Section 5(a) of H.R. 12535 requires that the DOE determine the
"selection of" the appropriate remedial action. Section 7(a)
requires that the DOE determine the "need for and selection of"
remedial action. In both cases, the NRC must review and concur;
but in the case of section 5(a), the NRC apparently will not
review and concur in the "need" for remedial action.
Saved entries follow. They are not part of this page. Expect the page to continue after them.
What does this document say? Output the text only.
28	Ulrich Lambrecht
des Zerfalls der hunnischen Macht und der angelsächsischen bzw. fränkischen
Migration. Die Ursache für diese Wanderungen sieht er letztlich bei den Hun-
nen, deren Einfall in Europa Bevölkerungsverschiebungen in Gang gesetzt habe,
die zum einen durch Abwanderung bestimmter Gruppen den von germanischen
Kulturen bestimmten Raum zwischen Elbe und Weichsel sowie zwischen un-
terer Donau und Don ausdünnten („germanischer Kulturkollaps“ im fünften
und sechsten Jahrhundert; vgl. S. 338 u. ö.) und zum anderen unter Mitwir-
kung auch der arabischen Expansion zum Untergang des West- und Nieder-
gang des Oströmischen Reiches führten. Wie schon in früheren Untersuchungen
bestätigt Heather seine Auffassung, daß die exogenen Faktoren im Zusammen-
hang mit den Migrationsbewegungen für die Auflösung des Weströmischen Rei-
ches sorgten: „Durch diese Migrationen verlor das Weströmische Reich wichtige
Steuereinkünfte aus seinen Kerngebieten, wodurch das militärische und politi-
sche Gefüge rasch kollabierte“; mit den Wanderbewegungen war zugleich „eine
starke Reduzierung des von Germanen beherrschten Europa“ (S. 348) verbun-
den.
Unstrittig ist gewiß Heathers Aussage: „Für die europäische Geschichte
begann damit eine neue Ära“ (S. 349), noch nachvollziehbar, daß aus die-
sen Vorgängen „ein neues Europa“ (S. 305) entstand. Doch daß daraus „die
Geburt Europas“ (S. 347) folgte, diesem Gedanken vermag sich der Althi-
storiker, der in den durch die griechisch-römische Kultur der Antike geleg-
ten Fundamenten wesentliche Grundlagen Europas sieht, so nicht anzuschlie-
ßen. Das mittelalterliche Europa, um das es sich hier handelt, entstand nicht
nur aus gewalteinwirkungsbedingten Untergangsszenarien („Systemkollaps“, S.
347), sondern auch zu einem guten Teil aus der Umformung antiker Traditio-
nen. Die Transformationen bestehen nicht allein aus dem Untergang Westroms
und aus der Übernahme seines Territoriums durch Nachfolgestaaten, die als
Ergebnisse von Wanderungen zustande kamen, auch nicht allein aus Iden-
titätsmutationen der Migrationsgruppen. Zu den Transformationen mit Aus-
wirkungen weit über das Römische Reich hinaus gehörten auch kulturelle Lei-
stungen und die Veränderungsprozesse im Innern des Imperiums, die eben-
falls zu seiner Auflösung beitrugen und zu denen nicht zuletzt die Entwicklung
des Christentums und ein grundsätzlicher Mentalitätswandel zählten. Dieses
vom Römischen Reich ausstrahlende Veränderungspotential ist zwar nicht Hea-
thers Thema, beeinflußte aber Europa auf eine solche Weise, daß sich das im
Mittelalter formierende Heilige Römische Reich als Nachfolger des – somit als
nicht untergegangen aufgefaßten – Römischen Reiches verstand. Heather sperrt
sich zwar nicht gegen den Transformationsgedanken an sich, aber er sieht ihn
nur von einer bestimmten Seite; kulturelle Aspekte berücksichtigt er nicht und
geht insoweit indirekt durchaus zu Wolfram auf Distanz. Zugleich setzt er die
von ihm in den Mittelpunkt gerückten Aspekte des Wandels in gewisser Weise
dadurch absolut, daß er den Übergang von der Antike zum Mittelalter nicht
(a) Should not the NRC concur in the need for such action
in both cases?

(b) What procedures would the NRC follow in reviewing and
concurring in these determinations of the DOE and how
long will they take? How will the public participate?
(c) What is the nature of the NRC review and what staff
offices of the NRC will perform it?

The NRC agrees that its role should involve review and concurrence
in the need for remedial action at a site as well as in the
selection of the remedial action to be undertaken. Using the
same review procedures and objectives that are being applied
to presently active sites, the NRC would concurrently, yet
independently, review data and information developed by DOE
and its contractors for the environmental impact statement (EIS)
and for the remedial action plan that will be needed for each
site. It is through the EIS process that public participation
in the need for and selection of the remedial action alternatives
can be obtained. NRC's concurrent review during preparation of
the EIS by DOE will enable NRC to complete its work in reviewing
the remedial action plan at the time that DOE prepares the final
environmental impact statement reflecting public comments on the
plan. The NRC review by its Office of Nuclear Material Safety and
Safeguards will consist of a review of the scope of alternatives
(including no action alternative for each site), recommendations
on the selection of the remedial action alternative, and a radio-
logical assessment of the recommended alternative.